2. Talk about the plan’s middle-class tax cuts — and ignore the middle-class tax increases.
The plan is a windfall for the wealthy, but it’s quite mixed for the middle class and poor. Some provisions raise taxes on the middle class and poor. Others cut taxes. Long term, most families would probably be worse off, as I’ve explained before.

One favorite sleight of hand from the plan’s supporters is to talk only about the provisions that help the middle class and conveniently fail to mention the other parts.

Take Senator Rob Portman, the Ohio Republican, who went on “Meet the Press” this weekend to sell the bill. “The middle class tax cuts are in there,” Portman said. “It doubles the standard deduction up to 24 grand for a family. It doubles the child tax credit. It actually — it lowers the rates.”
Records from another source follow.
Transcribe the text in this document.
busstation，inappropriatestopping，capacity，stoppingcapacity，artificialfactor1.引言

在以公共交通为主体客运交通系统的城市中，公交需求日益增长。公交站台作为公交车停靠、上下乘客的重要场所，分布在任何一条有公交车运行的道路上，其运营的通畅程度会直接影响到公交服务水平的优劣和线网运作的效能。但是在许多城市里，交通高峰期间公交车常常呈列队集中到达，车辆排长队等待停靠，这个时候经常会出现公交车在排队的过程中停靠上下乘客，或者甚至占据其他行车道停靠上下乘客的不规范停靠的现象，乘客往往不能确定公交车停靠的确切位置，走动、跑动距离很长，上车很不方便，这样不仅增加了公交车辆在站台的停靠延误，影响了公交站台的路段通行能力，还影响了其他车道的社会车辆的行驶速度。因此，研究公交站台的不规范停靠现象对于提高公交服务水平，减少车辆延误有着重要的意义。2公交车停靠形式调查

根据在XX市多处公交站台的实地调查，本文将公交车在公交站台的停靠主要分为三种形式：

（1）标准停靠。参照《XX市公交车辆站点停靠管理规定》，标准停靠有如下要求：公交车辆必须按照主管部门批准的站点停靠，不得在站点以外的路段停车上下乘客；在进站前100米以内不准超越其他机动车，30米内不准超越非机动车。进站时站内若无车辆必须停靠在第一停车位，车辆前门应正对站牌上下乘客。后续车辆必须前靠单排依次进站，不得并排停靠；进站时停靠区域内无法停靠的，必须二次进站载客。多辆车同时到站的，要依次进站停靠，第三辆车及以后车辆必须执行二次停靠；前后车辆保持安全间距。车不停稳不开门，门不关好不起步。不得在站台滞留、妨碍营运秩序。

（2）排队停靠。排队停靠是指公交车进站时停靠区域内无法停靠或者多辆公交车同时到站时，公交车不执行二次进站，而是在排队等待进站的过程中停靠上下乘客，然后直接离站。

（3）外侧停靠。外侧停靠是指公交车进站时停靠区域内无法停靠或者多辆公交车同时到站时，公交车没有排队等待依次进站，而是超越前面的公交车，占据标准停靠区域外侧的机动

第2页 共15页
All that is true. Unfortunately, Senator Portman left out the elimination of the personal exemption, which protects $4,000 per person from income taxes. He left out the elimination of various tax breaks that help the middle class. And he left out the introduction of a new inflation measure that will push more families into higher tax brackets over time.

3. Pretend that the future will never arrive.

To hold down the estimated cost of the bill, Senate leaders have set some of its biggest provisions — the ones that most benefit the middle class — to expire over the next decade. The corporate tax cuts, by contrast, are permanent.

But when the plan’s defenders describe the bill, they tend to be talking about a point before the bill is fully implemented — without admitting as much. If you hear a senator talking about a $1,000 tax cut that a typical middle-class family would receive, it’s in one of the plan’s early years.

(If you hear a senator talking about a bigger tax cut, as Portman and many others do, they’re usually talking about the upper middle class or affluent without saying so.)

By the time the bill is fully implemented, it will be a net tax increase on every income group below $75,000 a year. It will also leave federal taxes virtually unchanged for families making between $75,000 and $100,000. For the wealthy, it’s still a tax cut.

And all of these estimates understate the long-term damage to the middle class, because they ignore the cuts to education, transportation, Medicare, Medicaid and Social Security that will eventually be necessary to reduce the deficit.

4. Rush, rush, rush.

Perhaps the biggest giveaway about the plan is the way that its supporters are trying to push it through Congress as quickly as possible.

They’re not holding hearings where experts can debate the content of the plan. They are not even waiting for a final analysis from Congress’s official tax arbiter, the Joint Committee on Taxation. They understand that facts and debate hurt their cause. They are hoping that partisan loyalty is strong enough to overcome substance.

Related. “If the tax bill is so great,” Catherine Rampell asked in a recent Washington Post column, “why does the GOP keep lying about it?”

“Why would anyone write a bill full of provisions that evaporate over time?” Paul Krugman asks. “There’s no economic or policy logic behind it. Instead, it’s all about trying to have it both ways, making a safe space for political double talk.”

Poll after poll has shown that the tax plan is deeply unpopular, typically with a national approval rating around 30 percent. Three new polls show that the plan is similarly unpopular in Arizona, Maine and Tennessee, three states with swing-vote senators.

In fact, it’s not clear any piece of legislation so unpopular has ever before become law, as Seth Hanlon notes.